We all waste a good deal of the mind’s power when we ruminate, or worry about or rail against situations over which we have no control. If you were able to accurately observe the percentage of a given day’s thoughts that are focused on things you can’t change you would probably be very surprised. So, step one in improving the efficiency of your mind is to improve your ability to notice when your thoughts have strayed into this non-productive area. How to do that? Simple. Practice. Practice what I can best describe as “stepping outside yourself” every once in a while, noticing what you’re paying attention to, writing down the basic theme of the thought (writing is more accurate than merely thinking about it) and then practice determining whether spending time thinking about that thing is “worth it.” And if so, how much? In other words, are the thoughts likely to be at all productive, or at least slightly? Just contemplating this question will open up new vistas. But for the habit to stick you will most likely need to practice a lot since virtually no one in contemporary culture really talks about the inefficiency of this kind of thought. We’re used to “mind wandering.”

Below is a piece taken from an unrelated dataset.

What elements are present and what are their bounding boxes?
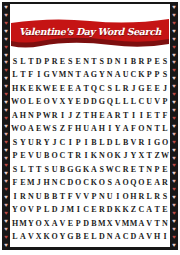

A whole category of thinking that falls into the unproductive category is focusing on the past – what you did wrong, what you wish you hadn’t said, how things could, or should, have been different than they turned out. Now it’s true that you can learn from past mistakes, and a total lack of reflection on past actions would be taking things too far in the other direction. But most people way overanalyze past actions and interactions, going over the same territory dozens or even hundreds of times. The same thing can be said about the future; far too much of our mental energy is devoted to envisioning outcomes over which we have no control, or are highly unlikely to occur at all. Of course focus placed on steps to be taken to avoid the undesired outcome is valuable, but if you’re observant you’ll see that much, or more likely most, of your future-oriented thinking doesn’t fall into that category.

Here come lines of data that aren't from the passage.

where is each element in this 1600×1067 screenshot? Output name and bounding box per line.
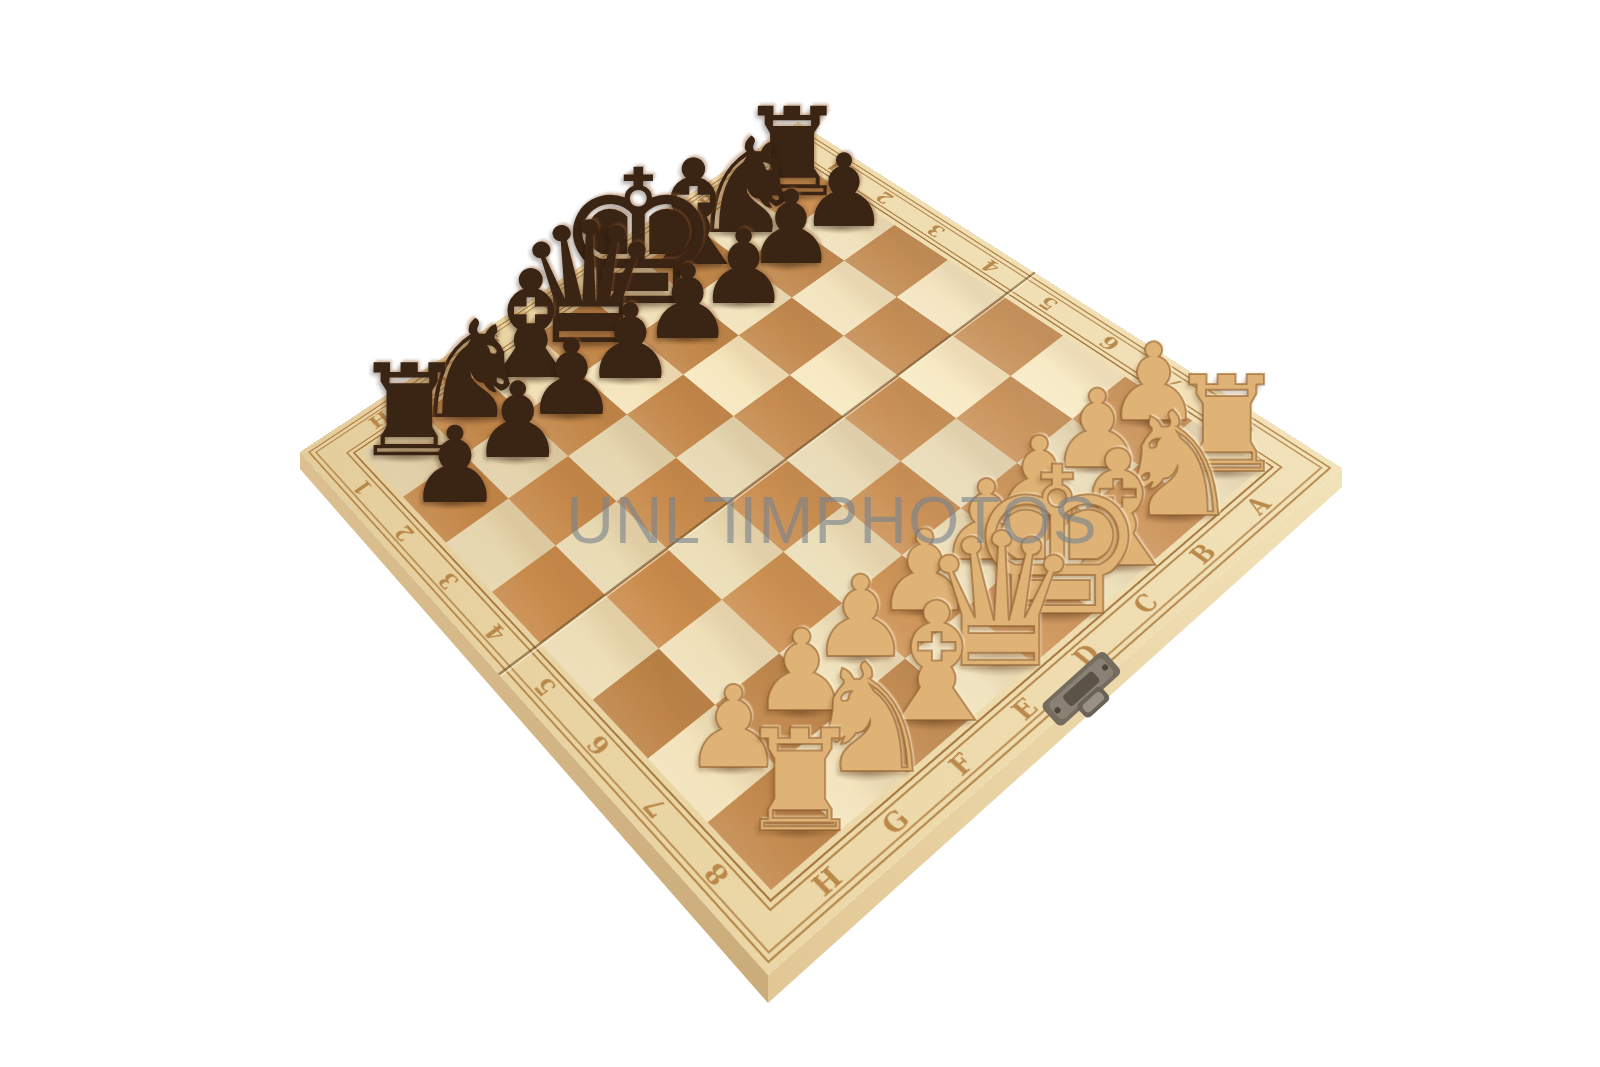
black-pawn[interactable]: ♟ (407, 413, 502, 519)
watermark-prefix: UNL (566, 483, 701, 557)
watermark-mark-icon: L (701, 482, 739, 558)
watermark-suffix: IMPHOTOS (739, 483, 1098, 557)
white-rook[interactable]: ♜ (737, 712, 863, 853)
watermark: UNLLIMPHOTOS (566, 482, 1098, 558)
photo-stage: HH11GG22FF33EE44DD55CC66BB77AA88 ♜♞♝♛♚♝♞… (0, 0, 1600, 1067)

Step two in improving your mind’s efficiency is to practice shifting your mental focus. A particular form of meditation is an excellent way to strengthen this ability. The meditation that I recommend to my clients is to breathe very slowly and very deeply through the nostrils (or through pursed lips), concentrating on the subtle feeling of the air passing. Very suddenly a thought will pop into your mind (minds are always producing thought). Notice that it has appeared but don’t judge or analyze it. Just return your mental focus to your breathing. Do not try to “empty” your mind of thoughts; the whole point here is to notice how insistent the thought-generating process of the mind really is. Practicing this meditation for ten minutes a day will significantly strengthen your “mental focus muscles,” but just as with the muscles of our body increased strength will take time and effort.
To summarize, notice what your mind is engaged with, categorize that engagement as either useful or not useful, and if the latter shift your focus away from that topic and on to something more productive. As this process relates to career, you might spend time proofreading a document, rehearsing a presentation, adding a name to your LinkedIn profile, contemplating the competitive environment, researching cheaper suppliers, writing Christmas cards to clients, etc. Harnessing your mind’s immense capacity so that more of it is focused on practical steps you can take to enhance your career will most likely be of even greater value to your career progression than an advanced degree!